While some emerging economies, such as Iceland and Hungary, have seen runs on their currencies, "there's been no run on the dollar, there's been no run on the major currencies," he said. Chances of a major move back toward fixed exchange rates appear quite unlikely.
But Simon Derrick, chief currency strategist at Bank of New York Mellon in London, thinks the references to Bretton Woods may point, in part, to a desire to rein in recent volatility in foreign exchange markets.
Derrick also noted that European Central Bank President Jean-Claude Trichet warned in a news conference following this month's meeting of Group of Seven finance ministers and central bankers that authorities viewed excess volatility as a problem, even though no mention of currencies was made in the G7's official communique.
"It does seem to me there's evidence to suggest that Europe's very much focused on this idea of the need for perhaps a rather more controlled currency regime than currently is the case," he said.
That doesn't mean a return to a fixed-rate regime, he said. But authorities could make the case for a move back towards more active intervention in currency markets to rein in volatility, a feature of markets well into the 1990s.
After all, the British pound has seen a record daily drops against the U.S. dollar this week and other currency pairs are also showing huge swings.
Extreme volatility "clearly has the potential to do a huge amount of damage to investors, to people who aren't properly hedged, to people who are trying to forecast budgets. That extreme volatility contains the threat of feeding back into ... asset markets," he said.
No one-day fix
Regardless, leaders aren't likely to come out of the one-day affair with anything resembling a broad plan to overhaul the world financial system. While the summit may get the ball rolling, there are a lot of very complex details that need to be ironed out. Leaders may schedule more meetings, but the nuts and bolts of any structural overhaul will be ironed out by technocrats, not presidents and prime ministers, experts said.

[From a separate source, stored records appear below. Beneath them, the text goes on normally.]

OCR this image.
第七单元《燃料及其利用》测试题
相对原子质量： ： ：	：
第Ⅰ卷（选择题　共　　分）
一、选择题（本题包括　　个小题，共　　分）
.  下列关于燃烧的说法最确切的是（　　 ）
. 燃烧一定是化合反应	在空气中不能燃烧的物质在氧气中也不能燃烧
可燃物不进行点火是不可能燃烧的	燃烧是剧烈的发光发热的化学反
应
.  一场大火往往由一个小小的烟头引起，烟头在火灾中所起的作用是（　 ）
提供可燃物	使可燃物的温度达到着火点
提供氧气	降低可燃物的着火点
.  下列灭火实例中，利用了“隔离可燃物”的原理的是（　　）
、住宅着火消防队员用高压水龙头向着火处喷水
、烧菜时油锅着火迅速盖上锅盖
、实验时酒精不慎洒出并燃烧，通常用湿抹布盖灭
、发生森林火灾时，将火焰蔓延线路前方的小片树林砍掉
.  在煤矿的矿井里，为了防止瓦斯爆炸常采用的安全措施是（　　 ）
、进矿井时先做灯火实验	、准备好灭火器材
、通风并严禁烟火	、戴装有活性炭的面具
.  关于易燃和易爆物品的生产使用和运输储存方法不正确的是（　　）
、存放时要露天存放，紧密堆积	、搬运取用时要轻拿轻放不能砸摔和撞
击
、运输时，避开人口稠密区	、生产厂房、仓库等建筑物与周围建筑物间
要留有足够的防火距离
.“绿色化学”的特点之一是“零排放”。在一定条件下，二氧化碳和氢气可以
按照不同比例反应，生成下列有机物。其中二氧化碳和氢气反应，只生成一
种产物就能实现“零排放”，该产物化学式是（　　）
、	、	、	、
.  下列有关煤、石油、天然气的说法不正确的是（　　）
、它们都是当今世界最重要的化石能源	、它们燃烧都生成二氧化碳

Moreover, the Nov. 15 conference comes shortly after the U.S. presidential election, leaving the Bush administration little leeway for serious negotiations. The White House has said it will seek "input" from the president-elect.
"I'm not sure I expect a lot out of this first meeting. I expect mostly principles and expressions of determination and cooperation," Goldstein said.
"Not all bad, I think - and much better also that they do it at the G-20 level than the G-8 level because the emerging economies have a big stake in the crisis."
William L. Watts is a reporter for MarketWatch in London.